Eastern promise pays dividends

Fri, Sep 21, 2012, 01:00

   

WILD GEESE:Matthew Connolly, MD, Eire Systems, Japan

A TOKYO-BASED IT company started by two Irishmen employs a new generation of graduate emigrants. Like many from the generation that left Ireland around 1990, Matthew Connolly recalls life then being much tougher than it is today.

“There was no work in Ireland,” says the Dublin native, who graduated from the Institute of Technology on Kevin Street. “I was in a class of 60 electronic engineers and I think that about 55 of them emigrated.”

He still keeps in touch with friends from that class of 1990, now dispersed in Germany, California and Australia.

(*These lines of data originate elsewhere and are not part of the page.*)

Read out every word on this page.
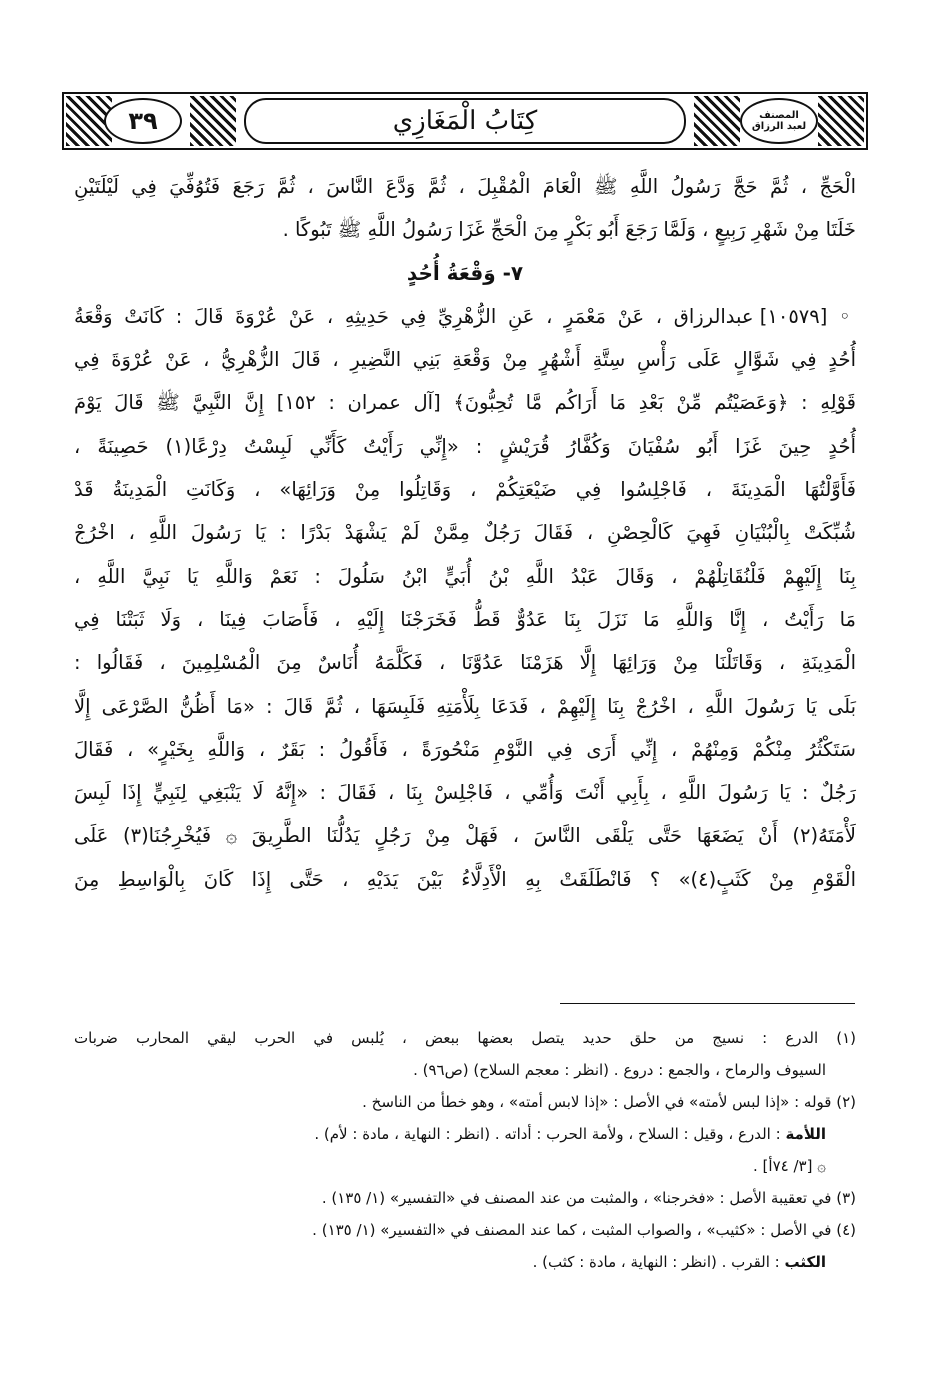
٣٩	كِتَابُ الْمَغَازِي	المصنف
لعبد الرزاق
الْحَجِّ ، ثُمَّ حَجَّ رَسُولُ اللَّهِ ﷺ الْعَامَ الْمُقْبِلَ ، ثُمَّ وَدَّعَ النَّاسَ ، ثُمَّ رَجَعَ فَتُوُفِّيَ فِي لَيْلَتَيْنِ
خَلَتَا مِنْ شَهْرِ رَبِيعٍ ، وَلَمَّا رَجَعَ أَبُو بَكْرٍ مِنَ الْحَجِّ غَزَا رَسُولُ اللَّهِ ﷺ تَبُوكًا .
٧- وَقْعَةُ أُحُدٍ
◦ [١٠٥٧٩] عبدالرزاق ، عَنْ مَعْمَرٍ ، عَنِ الزُّهْرِيِّ فِي حَدِيثِهِ ، عَنْ عُرْوَةَ قَالَ : كَانَتْ وَقْعَةُ
أُحُدٍ فِي شَوَّالٍ عَلَى رَأْسِ سِتَّةِ أَشْهُرٍ مِنْ وَقْعَةِ بَنِي النَّضِيرِ ، قَالَ الزُّهْرِيُّ ، عَنْ عُرْوَةَ فِي
قَوْلِهِ : ﴿وَعَصَيْتُم مِّنْ بَعْدِ مَا أَرَاكُم مَّا تُحِبُّونَ﴾ [آل عمران : ١٥٢] إِنَّ النَّبِيَّ ﷺ قَالَ يَوْمَ
أُحُدٍ حِينَ غَزَا أَبُو سُفْيَانَ وَكُفَّارُ قُرَيْشٍ : «إِنِّي رَأَيْتُ كَأَنِّي لَبِسْتُ دِرْعًا(١) حَصِينَةً ،
فَأَوَّلْتُهَا الْمَدِينَةَ ، فَاجْلِسُوا فِي ضَيْعَتِكُمْ ، وَقَاتِلُوا مِنْ وَرَائِهَا» ، وَكَانَتِ الْمَدِينَةُ قَدْ
شُبِّكَتْ بِالْبُنْيَانِ فَهِيَ كَالْحِصْنِ ، فَقَالَ رَجُلٌ مِمَّنْ لَمْ يَشْهَدْ بَدْرًا : يَا رَسُولَ اللَّهِ ، اخْرُجْ
بِنَا إِلَيْهِمْ فَلْنُقَاتِلْهُمْ ، وَقَالَ عَبْدُ اللَّهِ بْنُ أُبَيٍّ ابْنُ سَلُولَ : نَعَمْ وَاللَّهِ يَا نَبِيَّ اللَّهِ ،
مَا رَأَيْتُ ، إِنَّا وَاللَّهِ مَا نَزَلَ بِنَا عَدُوٌّ قَطُّ فَخَرَجْنَا إِلَيْهِ ، فَأَصَابَ فِينَا ، وَلَا ثَبَتْنَا فِي
الْمَدِينَةِ ، وَقَاتَلْنَا مِنْ وَرَائِهَا إِلَّا هَزَمْنَا عَدُوَّنَا ، فَكَلَّمَهُ أُنَاسٌ مِنَ الْمُسْلِمِينَ ، فَقَالُوا :
بَلَى يَا رَسُولَ اللَّهِ ، اخْرُجْ بِنَا إِلَيْهِمْ ، فَدَعَا بِلَأْمَتِهِ فَلَبِسَهَا ، ثُمَّ قَالَ : «مَا أَظُنُّ الصَّرْعَى إِلَّا
سَتَكْثُرُ مِنْكُمْ وَمِنْهُمْ ، إِنِّي أَرَى فِي النَّوْمِ مَنْحُورَةً ، فَأَقُولُ : بَقَرٌ ، وَاللَّهِ بِخَيْرٍ» ، فَقَالَ
رَجُلٌ : يَا رَسُولَ اللَّهِ ، بِأَبِي أَنْتَ وَأُمِّي ، فَاجْلِسْ بِنَا ، فَقَالَ : «إِنَّهُ لَا يَنْبَغِي لِنَبِيٍّ إِذَا لَبِسَ
لَأْمَتَهُ(٢) أَنْ يَضَعَهَا حَتَّى يَلْقَى النَّاسَ ، فَهَلْ مِنْ رَجُلٍ يَدُلُّنَا الطَّرِيقَ ۞ فَيُخْرِجُنَا(٣) عَلَى
الْقَوْمِ مِنْ كَثَبٍ(٤)» ؟ فَانْطَلَقَتْ بِهِ الْأَدِلَّاءُ بَيْنَ يَدَيْهِ ، حَتَّى إِذَا كَانَ بِالْوَاسِطِ مِنَ
(١) الدرع : نسيج من حلق حديد يتصل بعضها ببعض ، يُلبس في الحرب ليقي المحارب ضربات
السيوف والرماح ، والجمع : دروع . (انظر : معجم السلاح) (ص٩٦) .
(٢) قوله : «إذا لبس لأمته» في الأصل : «إذا لابس أمته» ، وهو خطأ من الناسخ .
اللأمة : الدرع ، وقيل : السلاح ، ولأمة الحرب : أداته . (انظر : النهاية ، مادة : لأم) .
۞ [٣/ ٧٤أ] .
(٣) في تعقيبة الأصل : «فخرجنا» ، والمثبت من عند المصنف في «التفسير» (١/ ١٣٥) .
(٤) في الأصل : «كثيب» ، والصواب المثبت ، كما عند المصنف في «التفسير» (١/ ١٣٥) .
الكثب : القرب . (انظر : النهاية ، مادة : كثب) .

Connolly dipped his toes in London before arriving in Tokyo as part of the Fás scheme. He worked for camera-maker Minolta as a research engineer and software developer, then for a bank, while carefully testing the local business waters with partner and fellow Kevin Street graduate Paul Timmons.

“We were both working full-time and doing other evening and weekend work, seeing if there was a market for our work,” recalls Connolly. “We would be working late in the evening and early in the morning before our main jobs. Our clients were happy with what we did, but they were saying: ‘We can’t give you any more work unless you dedicate more time to us.’ So we made a decision to set up our own company.”

Eire Systems was born. Seventeen years later, the IT infrastructure services support firm employs 100 full-time staff in Tokyo and another 50 in Hong Kong, Singapore and Shanghai. Connolly’s start-up has thrived despite being a product of the so-called lost decades in Japan, the post-boom era of deflation and sluggish economic growth.

The recipe for success was a careful, frugal approach to business, says Connolly. “We grew organically, with no external investment; so no debts and slow, steady growth with all profits reinvested.”

Eire Systems serves mainly multinational clients, providing IT support, including building data centres and deploying the latest software. Much of its work for the past 16 months has been helping clients relocate offices or set up business recovery plans following last year’s earthquake/tsunami disaster.

“Our value is our Western mindset combined with the ability to deliver services and solutions locally. So most of our clients are multinationals from the financial, technology and pharmaceutical sectors, or Japanese firms that want to operate in a multinational environment.”

The firm employs about 15 Irish nationals and recruits a graduate every year directly from Ireland. “We have always found Irish graduates to be very good, level-headed people, both from a technical and communication perspective. And we can offer them good opportunities here.”